Wideband timing of the Parkes Pulsar Timing Array UWL data

TL;DR

This paper demonstrates the application of wideband timing techniques to a three-year dataset of 35 millisecond pulsars observed with the Parkes UWL receiver, improving timing precision and modeling pulse evolution.

Contribution

First application of wideband timing to a uniform large-bandwidth pulsar data set, introducing two-dimensional templates and simultaneous ToA and DM measurements.

Findings

Achieved median ToA uncertainty below 1 microsecond for 94% of pulsars.

Developed pulse profile evolution models for wideband data.

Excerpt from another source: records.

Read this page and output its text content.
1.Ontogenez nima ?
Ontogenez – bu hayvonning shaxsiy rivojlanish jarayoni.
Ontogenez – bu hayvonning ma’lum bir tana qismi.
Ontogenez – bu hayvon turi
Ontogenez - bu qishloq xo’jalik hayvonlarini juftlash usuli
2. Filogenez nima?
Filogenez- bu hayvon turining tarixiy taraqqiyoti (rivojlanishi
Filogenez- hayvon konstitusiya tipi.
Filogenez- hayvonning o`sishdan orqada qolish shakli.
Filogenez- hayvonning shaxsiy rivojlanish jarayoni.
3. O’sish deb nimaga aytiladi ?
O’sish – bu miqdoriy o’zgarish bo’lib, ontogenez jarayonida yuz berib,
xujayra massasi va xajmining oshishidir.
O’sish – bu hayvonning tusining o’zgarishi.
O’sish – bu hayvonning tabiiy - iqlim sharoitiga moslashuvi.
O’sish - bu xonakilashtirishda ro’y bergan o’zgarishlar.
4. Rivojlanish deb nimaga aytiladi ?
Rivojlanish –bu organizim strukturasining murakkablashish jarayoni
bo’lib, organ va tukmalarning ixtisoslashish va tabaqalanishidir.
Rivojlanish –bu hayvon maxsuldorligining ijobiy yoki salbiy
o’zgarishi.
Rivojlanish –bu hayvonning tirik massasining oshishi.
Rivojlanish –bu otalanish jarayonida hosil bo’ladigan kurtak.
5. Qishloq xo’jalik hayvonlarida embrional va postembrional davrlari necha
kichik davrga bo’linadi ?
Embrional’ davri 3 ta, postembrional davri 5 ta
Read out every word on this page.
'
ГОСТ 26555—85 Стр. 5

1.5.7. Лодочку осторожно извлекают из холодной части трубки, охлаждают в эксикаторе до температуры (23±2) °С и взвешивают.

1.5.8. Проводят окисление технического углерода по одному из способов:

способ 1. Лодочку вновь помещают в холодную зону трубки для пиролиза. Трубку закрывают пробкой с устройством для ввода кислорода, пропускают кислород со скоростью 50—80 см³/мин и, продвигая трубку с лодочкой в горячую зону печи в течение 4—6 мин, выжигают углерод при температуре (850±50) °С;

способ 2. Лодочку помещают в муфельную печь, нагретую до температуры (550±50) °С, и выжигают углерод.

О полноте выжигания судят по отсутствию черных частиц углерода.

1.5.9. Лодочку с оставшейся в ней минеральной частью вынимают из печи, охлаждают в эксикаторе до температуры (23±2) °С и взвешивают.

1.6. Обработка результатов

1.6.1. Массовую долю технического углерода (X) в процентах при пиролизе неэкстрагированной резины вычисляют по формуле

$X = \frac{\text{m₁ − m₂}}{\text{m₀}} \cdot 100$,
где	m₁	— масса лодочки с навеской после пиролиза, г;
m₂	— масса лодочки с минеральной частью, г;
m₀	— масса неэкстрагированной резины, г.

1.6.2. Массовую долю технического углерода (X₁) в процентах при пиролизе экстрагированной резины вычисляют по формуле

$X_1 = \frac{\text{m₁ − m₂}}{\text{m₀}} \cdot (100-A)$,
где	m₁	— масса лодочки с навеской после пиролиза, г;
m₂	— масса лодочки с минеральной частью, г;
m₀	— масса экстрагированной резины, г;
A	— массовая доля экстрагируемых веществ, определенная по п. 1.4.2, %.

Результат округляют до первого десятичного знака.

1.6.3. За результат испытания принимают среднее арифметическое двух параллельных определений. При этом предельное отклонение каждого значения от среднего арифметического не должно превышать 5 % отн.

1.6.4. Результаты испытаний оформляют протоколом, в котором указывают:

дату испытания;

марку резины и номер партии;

Provided new timing solutions and initial noise analysis.

Abstract

In 2018 an ultra-wide-bandwidth low-frequency (UWL) receiver was installed on the 64-m Parkes Radio Telescope enabling observations with an instantaneous frequency coverage from 704 to 4032 MHz. Here, we present the analysis of a three-year data set of 35 millisecond pulsars observed with the UWL by the Parkes Pulsar Timing Array (PPTA), using wideband timing methods. The two key differences compared to typical narrow-band methods are, firstly, generation of two-dimensional templates accounting for pulse shape evolution with frequency and, secondly, simultaneous measurements of the pulse time-of-arrival (ToA) and dispersion measure (DM). This is the first time that wideband timing has been applied to a uniform data set collected with a single large-fractional bandwidth receiver, for which such techniques were originally developed. As a result of our study, we present a set of profile evolution models and new timing solutions including initial noise analysis. Precision of our ToA and DM measurements is in the range of 0.005 $-$ 2.08 $\mu$s and (0.043$-$14.24)$\times10^{-4}$ cm$^{-3}$ pc, respectively, with 94% of the pulsars achieving a median ToA uncertainty of less than 1 $\mu$s.